Poor lighting may increase the risk of accidents (Veitch, 2001 apud Pais & Melo, 2011; Reinhold & Tint, 2009) and could also cause a variety of symptoms including: rapid fatigue, headaches, eyestrain, tired eyes, dry eyes, ocular surface symptoms (watery and irritated eyes), decreased concentration and stress. Specific disorders: degeneration of the sharpness of vision (blurred and double vision) and slowness in changing focus (Blehm, Vishnu, Khattak, Mitra, Yee, 2005; Woodside, Kocurek, 1997 apud Reinhold & Tint, 2009; Veitch, 2001 apud Pais & Melo, 2011).
Apart from the advantages in the health and welfare for the workers, good lighting also leads to better job performance (faster), less errors, better safety, fewer accidents and less absenteeism.
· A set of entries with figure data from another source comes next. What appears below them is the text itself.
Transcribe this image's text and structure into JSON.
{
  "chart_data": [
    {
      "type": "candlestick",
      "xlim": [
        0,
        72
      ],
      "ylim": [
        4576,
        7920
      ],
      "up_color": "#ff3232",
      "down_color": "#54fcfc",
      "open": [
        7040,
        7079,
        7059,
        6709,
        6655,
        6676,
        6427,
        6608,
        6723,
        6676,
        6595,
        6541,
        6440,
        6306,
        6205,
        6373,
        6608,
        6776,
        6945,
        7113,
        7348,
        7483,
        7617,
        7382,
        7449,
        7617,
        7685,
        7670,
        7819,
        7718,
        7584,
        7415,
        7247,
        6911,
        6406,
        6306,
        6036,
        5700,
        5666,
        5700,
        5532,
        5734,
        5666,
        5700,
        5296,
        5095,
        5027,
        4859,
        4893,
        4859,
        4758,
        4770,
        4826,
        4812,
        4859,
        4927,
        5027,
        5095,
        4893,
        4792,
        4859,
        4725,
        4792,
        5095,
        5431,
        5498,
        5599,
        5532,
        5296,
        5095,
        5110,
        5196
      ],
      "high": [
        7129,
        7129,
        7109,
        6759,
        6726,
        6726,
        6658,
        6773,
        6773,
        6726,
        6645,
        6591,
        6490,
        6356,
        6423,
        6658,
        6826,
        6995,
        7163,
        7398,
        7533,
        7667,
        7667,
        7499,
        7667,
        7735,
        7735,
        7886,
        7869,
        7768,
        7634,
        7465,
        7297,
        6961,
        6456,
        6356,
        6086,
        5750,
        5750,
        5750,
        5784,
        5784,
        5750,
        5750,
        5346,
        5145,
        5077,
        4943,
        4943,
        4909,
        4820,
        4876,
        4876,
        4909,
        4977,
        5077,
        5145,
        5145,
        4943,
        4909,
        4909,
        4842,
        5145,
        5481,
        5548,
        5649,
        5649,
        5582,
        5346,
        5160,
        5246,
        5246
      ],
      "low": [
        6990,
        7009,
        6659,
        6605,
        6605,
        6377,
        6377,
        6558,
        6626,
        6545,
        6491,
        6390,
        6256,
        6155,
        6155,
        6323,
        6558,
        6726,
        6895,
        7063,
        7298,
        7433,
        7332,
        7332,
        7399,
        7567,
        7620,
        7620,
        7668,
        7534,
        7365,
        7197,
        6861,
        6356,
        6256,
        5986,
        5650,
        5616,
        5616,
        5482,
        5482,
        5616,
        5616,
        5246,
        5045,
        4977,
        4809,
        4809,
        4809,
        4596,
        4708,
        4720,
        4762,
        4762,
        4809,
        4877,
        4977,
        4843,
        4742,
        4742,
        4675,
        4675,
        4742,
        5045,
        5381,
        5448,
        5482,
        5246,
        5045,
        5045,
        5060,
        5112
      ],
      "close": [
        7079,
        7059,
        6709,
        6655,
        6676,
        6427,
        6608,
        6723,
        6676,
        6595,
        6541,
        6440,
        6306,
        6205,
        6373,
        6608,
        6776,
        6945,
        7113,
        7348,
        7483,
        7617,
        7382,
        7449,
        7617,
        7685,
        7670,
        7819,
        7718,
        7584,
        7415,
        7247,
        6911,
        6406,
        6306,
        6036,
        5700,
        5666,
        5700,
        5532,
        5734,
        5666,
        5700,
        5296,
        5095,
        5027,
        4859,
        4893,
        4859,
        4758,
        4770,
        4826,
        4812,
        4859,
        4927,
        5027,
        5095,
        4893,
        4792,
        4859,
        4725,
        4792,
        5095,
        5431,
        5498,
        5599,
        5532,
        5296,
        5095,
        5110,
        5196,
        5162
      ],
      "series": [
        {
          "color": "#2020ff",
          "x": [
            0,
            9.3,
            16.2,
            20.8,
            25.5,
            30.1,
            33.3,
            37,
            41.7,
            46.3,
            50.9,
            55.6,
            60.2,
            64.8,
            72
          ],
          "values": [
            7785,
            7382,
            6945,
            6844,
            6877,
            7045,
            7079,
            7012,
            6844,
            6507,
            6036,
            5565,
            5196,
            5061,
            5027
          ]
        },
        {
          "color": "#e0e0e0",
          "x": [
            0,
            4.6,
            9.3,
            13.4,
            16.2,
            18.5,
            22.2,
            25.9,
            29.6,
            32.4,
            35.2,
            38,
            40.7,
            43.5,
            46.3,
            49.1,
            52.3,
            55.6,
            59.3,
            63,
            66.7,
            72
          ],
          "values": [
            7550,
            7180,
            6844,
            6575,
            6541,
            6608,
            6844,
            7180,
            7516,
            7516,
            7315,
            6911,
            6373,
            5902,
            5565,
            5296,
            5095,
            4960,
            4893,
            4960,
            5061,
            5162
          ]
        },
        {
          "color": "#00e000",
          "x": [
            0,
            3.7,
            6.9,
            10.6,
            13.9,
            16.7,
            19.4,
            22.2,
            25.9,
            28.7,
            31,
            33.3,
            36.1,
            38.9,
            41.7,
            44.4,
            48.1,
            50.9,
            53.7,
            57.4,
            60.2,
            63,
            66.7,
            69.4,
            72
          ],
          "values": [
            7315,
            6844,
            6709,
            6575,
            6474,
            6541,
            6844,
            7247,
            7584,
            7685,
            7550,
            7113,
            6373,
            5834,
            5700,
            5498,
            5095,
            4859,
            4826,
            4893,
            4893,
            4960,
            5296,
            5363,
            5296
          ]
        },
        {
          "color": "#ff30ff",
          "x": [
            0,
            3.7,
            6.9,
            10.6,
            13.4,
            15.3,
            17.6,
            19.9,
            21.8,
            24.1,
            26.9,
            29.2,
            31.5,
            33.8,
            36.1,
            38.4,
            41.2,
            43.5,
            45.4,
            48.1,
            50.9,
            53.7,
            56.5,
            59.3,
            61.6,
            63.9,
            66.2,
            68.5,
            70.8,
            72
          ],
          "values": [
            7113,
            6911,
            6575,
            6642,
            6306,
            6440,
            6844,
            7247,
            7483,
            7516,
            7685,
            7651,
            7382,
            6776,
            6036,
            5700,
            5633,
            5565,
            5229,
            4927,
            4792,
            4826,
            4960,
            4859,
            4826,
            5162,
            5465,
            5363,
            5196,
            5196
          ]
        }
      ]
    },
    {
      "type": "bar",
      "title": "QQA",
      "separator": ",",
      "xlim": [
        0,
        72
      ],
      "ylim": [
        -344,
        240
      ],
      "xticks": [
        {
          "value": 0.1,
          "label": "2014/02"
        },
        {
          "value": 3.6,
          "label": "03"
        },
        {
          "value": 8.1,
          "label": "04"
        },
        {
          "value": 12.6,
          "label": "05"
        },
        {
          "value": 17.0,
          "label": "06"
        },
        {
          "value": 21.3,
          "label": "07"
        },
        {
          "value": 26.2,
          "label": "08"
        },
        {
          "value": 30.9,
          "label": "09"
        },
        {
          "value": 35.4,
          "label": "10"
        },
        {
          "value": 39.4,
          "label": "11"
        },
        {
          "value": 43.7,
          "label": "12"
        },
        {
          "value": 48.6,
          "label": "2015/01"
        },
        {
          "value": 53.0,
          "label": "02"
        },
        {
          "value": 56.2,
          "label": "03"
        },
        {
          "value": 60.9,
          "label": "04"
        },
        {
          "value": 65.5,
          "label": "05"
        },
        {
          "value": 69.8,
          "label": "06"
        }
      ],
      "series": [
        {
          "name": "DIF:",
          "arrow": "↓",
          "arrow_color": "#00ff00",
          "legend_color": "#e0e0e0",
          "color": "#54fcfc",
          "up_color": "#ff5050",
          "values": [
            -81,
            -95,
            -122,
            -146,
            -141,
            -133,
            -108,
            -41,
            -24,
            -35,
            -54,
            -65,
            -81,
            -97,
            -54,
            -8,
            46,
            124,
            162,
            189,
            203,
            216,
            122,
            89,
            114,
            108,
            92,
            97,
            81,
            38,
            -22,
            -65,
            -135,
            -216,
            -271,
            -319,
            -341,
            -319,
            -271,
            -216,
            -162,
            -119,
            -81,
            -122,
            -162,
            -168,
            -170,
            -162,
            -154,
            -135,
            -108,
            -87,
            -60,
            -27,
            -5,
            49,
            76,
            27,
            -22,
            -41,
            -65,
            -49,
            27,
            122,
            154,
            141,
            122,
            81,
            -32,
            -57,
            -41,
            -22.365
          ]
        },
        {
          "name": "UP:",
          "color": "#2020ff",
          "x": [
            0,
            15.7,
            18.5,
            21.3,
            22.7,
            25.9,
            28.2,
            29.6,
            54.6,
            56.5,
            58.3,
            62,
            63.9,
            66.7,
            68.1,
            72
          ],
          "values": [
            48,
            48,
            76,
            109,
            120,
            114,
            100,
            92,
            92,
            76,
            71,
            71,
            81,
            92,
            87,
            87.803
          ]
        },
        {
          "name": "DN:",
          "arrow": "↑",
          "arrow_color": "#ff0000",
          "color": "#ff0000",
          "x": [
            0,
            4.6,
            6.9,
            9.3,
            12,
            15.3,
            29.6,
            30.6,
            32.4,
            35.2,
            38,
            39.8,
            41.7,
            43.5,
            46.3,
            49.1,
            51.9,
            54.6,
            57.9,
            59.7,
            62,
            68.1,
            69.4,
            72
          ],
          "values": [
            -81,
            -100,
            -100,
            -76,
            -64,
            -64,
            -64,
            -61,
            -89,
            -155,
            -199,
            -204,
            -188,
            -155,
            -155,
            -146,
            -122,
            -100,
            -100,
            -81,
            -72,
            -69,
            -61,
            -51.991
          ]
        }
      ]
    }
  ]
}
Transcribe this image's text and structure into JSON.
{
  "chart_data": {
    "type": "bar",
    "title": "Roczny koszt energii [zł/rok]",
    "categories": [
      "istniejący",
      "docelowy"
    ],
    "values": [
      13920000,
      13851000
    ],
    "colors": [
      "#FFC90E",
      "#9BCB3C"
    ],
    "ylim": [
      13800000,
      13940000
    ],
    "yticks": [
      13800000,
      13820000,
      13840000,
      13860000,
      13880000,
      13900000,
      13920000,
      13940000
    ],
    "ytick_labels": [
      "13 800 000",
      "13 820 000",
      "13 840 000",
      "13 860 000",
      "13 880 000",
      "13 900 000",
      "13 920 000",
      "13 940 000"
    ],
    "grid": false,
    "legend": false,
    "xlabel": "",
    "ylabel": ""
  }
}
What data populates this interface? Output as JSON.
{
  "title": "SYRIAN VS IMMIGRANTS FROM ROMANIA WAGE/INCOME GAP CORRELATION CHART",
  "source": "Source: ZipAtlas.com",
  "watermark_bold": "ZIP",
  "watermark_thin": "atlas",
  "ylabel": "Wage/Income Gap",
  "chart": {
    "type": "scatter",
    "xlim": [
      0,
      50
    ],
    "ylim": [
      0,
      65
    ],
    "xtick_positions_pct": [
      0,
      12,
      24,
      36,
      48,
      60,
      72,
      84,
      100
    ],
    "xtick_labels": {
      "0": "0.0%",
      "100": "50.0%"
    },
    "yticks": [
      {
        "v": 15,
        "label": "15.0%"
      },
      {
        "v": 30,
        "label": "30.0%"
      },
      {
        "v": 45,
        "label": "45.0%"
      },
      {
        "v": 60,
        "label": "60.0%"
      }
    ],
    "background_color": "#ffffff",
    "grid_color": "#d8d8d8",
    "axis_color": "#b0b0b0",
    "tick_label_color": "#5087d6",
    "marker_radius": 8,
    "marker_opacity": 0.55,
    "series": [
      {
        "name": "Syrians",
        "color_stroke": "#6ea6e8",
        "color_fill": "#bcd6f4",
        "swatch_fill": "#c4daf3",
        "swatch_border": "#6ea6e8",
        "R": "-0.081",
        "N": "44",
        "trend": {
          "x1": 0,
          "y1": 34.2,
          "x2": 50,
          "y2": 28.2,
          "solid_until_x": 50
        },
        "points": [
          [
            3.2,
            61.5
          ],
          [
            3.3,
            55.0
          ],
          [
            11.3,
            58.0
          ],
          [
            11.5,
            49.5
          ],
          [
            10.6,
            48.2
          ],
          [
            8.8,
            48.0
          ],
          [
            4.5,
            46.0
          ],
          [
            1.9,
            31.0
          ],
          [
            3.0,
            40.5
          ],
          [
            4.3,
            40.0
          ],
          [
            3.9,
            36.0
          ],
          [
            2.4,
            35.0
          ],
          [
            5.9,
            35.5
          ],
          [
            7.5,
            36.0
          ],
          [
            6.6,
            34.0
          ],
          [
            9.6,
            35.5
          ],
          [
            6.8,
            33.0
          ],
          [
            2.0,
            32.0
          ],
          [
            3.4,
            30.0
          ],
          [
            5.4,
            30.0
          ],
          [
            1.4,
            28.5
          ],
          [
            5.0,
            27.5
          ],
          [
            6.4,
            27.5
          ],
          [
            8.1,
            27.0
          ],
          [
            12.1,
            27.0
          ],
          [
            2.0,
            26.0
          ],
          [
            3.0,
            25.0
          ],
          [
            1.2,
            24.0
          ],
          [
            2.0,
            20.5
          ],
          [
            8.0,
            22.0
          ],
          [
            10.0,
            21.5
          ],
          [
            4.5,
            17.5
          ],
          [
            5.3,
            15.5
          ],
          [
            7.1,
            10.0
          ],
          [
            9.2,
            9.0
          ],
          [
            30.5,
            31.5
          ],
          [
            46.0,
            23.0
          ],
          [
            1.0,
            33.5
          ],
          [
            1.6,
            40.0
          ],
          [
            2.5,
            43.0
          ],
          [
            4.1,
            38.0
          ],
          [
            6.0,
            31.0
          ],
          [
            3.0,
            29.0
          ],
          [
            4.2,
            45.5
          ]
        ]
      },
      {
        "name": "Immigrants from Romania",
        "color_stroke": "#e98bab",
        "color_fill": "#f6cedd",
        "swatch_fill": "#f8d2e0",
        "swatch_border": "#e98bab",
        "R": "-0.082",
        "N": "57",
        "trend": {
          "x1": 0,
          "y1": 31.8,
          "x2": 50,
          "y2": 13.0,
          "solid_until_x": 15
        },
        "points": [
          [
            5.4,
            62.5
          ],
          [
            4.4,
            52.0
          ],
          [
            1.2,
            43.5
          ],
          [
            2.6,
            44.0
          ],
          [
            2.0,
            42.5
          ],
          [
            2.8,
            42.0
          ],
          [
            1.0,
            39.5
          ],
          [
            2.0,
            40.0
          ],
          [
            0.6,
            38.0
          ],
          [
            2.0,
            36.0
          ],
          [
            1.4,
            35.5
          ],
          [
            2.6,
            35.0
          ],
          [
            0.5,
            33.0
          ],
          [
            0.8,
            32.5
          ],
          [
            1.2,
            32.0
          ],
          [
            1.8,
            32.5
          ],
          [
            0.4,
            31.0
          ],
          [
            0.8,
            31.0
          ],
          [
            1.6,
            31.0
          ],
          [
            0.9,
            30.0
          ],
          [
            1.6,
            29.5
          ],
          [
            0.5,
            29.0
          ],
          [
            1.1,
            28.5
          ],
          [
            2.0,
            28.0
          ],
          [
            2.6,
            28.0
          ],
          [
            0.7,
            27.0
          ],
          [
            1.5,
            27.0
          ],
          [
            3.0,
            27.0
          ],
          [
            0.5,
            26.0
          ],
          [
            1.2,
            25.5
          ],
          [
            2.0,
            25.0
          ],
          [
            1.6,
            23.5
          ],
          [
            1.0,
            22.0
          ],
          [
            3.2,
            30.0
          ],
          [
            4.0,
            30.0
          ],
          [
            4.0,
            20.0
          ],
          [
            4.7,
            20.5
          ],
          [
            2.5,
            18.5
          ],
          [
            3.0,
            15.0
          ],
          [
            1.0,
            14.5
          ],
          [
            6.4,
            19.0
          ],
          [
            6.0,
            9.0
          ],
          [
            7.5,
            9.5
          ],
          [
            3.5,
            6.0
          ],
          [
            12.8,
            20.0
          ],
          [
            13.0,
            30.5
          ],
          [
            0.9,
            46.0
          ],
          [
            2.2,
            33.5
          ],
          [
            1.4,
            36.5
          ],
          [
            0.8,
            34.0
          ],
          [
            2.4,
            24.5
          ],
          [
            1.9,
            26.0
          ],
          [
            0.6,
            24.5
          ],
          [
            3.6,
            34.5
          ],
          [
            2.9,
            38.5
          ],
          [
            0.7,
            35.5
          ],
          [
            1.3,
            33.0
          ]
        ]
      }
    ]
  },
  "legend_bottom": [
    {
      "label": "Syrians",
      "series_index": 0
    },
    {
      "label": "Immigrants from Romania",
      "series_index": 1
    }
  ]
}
The overall effect is: better productivity (van Bommel, 2006; Veitch et al., 2008 apud Pais & Melo, 2011; Begeman, 1997 apud Morghen et al., 2009).
Good lighting includes quantity and quality requirements, and should necessarily be appropriate to the activity/task being carried out, bearing in mind the comfort and visual efficiency of the worker (Boyce, 2003; Picolli et al., 2004 apud Pais & Melo, 2011).